Localities nationwide are set to sell $3 billion of long-term debt next week, the least for a non-holiday week since December, Bloomberg data show.
At 3.06 percent, yields on 10-year benchmark munis are the lowest since Aug. 20 after posting the biggest one-day decline since June. The interest rate compares with 2.91 percent for similar-maturity federal bonds.
The ratio of the yields, a measure of relative value, is 105 percent, compared with a five-year average of about 101 percent. The higher the figure, the cheaper munis are relative to Treasuries.
Following is a pending sale:
The Dormitory Authority of the State of New York plans to sell $183 million of tax-exempt and taxable debt as soon as Sept. 25 for New York University, according to Moody’s Investors Service.
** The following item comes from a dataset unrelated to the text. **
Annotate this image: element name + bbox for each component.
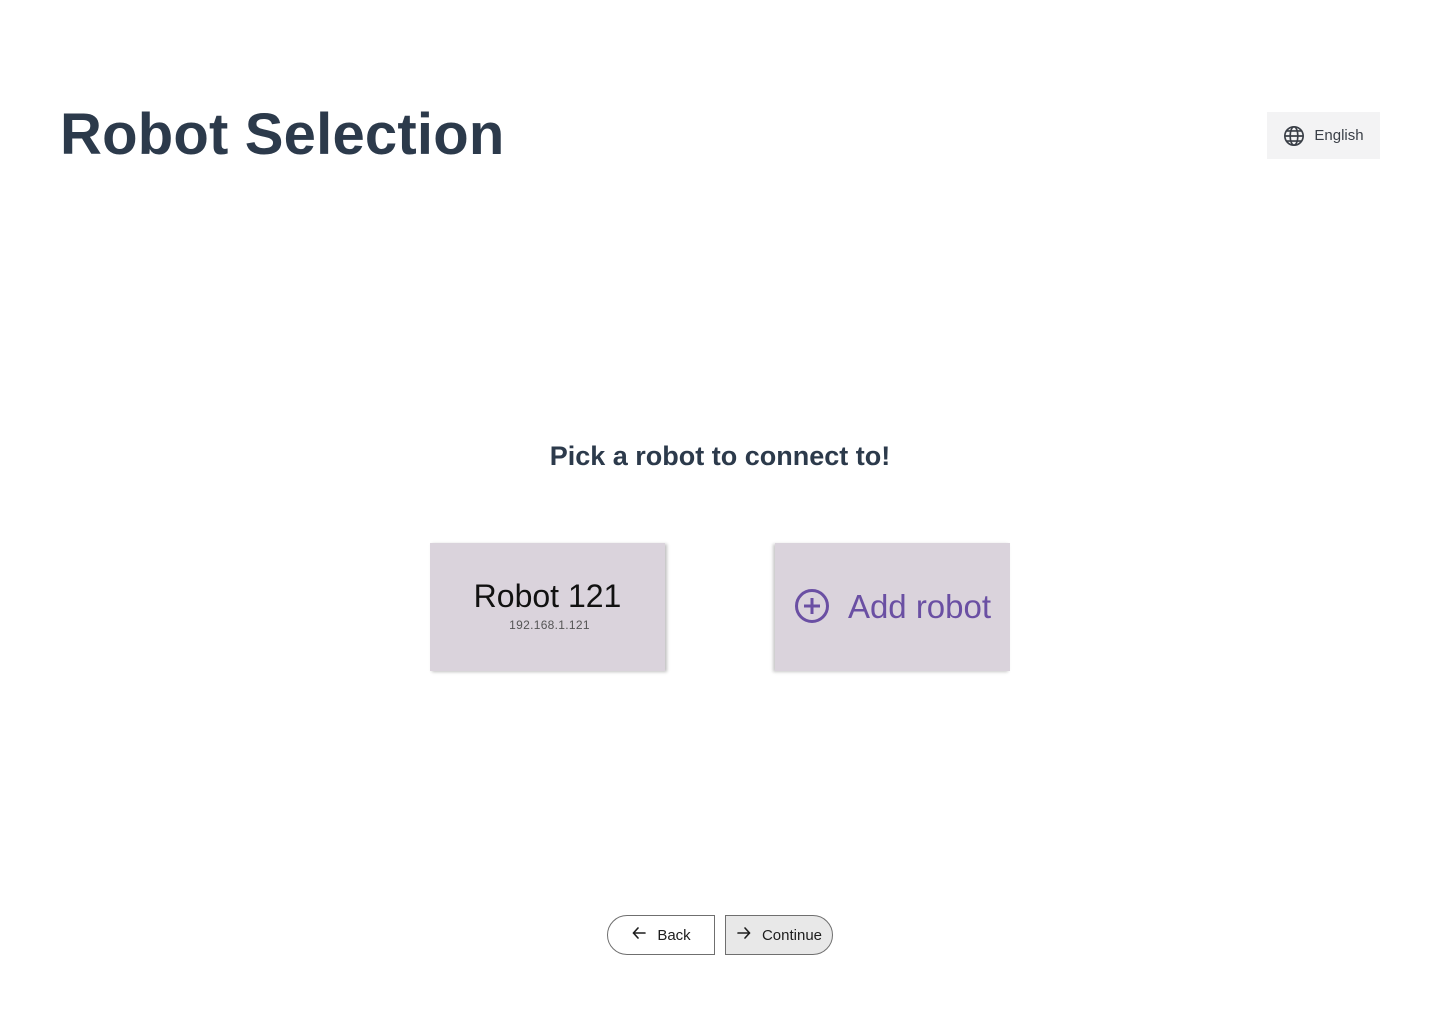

Proceeds will go in part toward buying a facility on Manhattan’s Lafayette Street and constructing a building for dental and nursing programs near the NYU Hospitals Center, according to S&P. The companies give the university their fourth-highest grades with a stable outlook. Though the school has “impressive” fundraising, extra debt beyond current plans “could pressure the rating,” S&P said.